To make measurements stable and repeatable, the benchmark run documented these baseline controls:

  • CPU governor set to performance
  • system caches cleared (drop_caches) before loading large models
  • sanity checks on available RAM and thermals during runs
  • inference bounds tuned for the benchmark (max_new_tokens, max_context_len, generous timeouts)

Takeaway

On RK3588, CPU-only inference can be too slow even on small models for interactive chat. NPU acceleration is the enabling constraint: without it, the Discord UX degrades into 30+ second response times for trivial questions; with it, you can sustain streaming replies at multi-token-per-second throughput.

Benchmark Comparison Chart

RK3588 NPU vs CPU Inference Benchmark

This chart quantifies the RK3588 LLM Performance delta. It illustrates the stark contrast between running Qwen2.5 (1.5B) on the CPU via Ollama (yielding an unusable ~0.21 t/s) versus offloading to the NPU via RKLLM. The NPU accelerates larger models (like Qwen3 4B and DeepSeek-R1 1.5B) to stable, interactive streaming speeds—achieving up to a 53x throughput multiplier over the CPU baseline.

Post-Specific Engineering Lens

For this post, the primary objective is: Balance model quality with deterministic runtime constraints.
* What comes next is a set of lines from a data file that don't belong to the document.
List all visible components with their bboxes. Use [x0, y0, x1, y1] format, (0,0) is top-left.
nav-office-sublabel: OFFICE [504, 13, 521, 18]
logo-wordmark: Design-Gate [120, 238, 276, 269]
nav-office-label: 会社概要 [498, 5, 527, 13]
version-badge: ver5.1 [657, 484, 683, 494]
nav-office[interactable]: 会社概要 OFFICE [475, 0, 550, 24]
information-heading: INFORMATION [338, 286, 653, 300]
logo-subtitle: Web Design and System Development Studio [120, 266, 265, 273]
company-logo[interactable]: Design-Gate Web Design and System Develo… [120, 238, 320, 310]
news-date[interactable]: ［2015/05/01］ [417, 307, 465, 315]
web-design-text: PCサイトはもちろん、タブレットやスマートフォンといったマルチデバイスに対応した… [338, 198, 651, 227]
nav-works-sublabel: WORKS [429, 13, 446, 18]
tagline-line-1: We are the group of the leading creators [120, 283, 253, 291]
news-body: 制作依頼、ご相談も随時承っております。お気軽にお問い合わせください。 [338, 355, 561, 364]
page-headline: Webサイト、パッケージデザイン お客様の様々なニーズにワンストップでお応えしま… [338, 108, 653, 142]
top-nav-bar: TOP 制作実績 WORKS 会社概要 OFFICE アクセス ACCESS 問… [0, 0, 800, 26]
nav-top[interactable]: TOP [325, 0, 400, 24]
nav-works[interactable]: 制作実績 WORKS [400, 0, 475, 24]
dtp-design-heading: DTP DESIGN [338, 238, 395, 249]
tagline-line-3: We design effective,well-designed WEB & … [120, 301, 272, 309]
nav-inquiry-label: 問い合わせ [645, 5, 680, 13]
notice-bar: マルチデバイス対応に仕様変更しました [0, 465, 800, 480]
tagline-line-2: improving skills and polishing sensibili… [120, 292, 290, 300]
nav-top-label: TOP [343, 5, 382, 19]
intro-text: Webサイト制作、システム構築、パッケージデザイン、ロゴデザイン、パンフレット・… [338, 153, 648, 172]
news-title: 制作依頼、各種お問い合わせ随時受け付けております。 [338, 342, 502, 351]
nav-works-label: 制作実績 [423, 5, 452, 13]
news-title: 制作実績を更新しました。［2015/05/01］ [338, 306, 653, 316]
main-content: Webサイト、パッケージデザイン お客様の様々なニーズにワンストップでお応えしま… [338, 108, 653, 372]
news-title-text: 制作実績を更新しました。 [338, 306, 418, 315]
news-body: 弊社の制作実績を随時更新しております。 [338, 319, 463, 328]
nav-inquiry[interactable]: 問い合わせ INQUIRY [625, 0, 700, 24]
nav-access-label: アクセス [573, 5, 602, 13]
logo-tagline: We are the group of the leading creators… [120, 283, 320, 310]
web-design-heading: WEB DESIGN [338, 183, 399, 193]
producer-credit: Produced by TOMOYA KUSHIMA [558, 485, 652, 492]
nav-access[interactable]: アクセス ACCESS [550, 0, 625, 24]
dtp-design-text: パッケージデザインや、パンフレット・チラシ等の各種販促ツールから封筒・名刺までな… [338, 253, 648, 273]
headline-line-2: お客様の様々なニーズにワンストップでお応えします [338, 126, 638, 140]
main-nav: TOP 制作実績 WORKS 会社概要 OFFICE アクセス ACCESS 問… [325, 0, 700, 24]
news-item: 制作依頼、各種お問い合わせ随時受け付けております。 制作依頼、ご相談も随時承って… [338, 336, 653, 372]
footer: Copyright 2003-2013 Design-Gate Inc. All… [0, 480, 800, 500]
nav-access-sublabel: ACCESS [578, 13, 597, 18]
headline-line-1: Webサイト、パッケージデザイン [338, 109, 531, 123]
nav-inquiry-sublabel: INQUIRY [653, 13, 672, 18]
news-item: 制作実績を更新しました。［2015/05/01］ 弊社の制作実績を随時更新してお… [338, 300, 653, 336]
Implementation decisions for this case

  • Chose a staged approach centered on rk3588 to avoid high-blast-radius rollouts.
  • Used npu checkpoints to make regressions observable before full rollout.
  • Treated rkllm documentation as part of delivery, not a post-task artifact.

Practical command path

These are representative execution checkpoints relevant to this post:

./llama-server --ctx-size <n> --cache-type-k q4_0 --cache-type-v q4_0
curl -s http://localhost:8080/health
python benchmark.py --profile edge

Validation Matrix

Validation goalWhat to baselineWhat confirms success
Functional stabilityRSS usage, token latency, and context utilizationruntime memory stays under planned ceiling during peak context
Operational safetyrollback ownership + change windowdecode latency remains stable across repeated runs
Production readinessmonitoring visibility and handoff notesfallback model/profile activates cleanly when pressure increases

Failure Modes and Mitigations

Failure modeWhy it appears in this type of workMitigation used in this post pattern
Over-allocated contextMemory pressure causes latency spikes or OOMTune ctx + cache quantization from measured baseline
Silent quality driftOutputs degrade while latency appears fineTrack quality samples alongside perf metrics
Single-profile dependencyNo graceful behavior under loadDefine fallback profile and automatic failover rule

Recruiter-Readable Impact Summary

  • Scope: optimize local inference under strict memory budgets.
  • Execution quality: guarded by staged checks and explicit rollback triggers.
  • Outcome signal: repeatable implementation that can be handed over without hidden steps.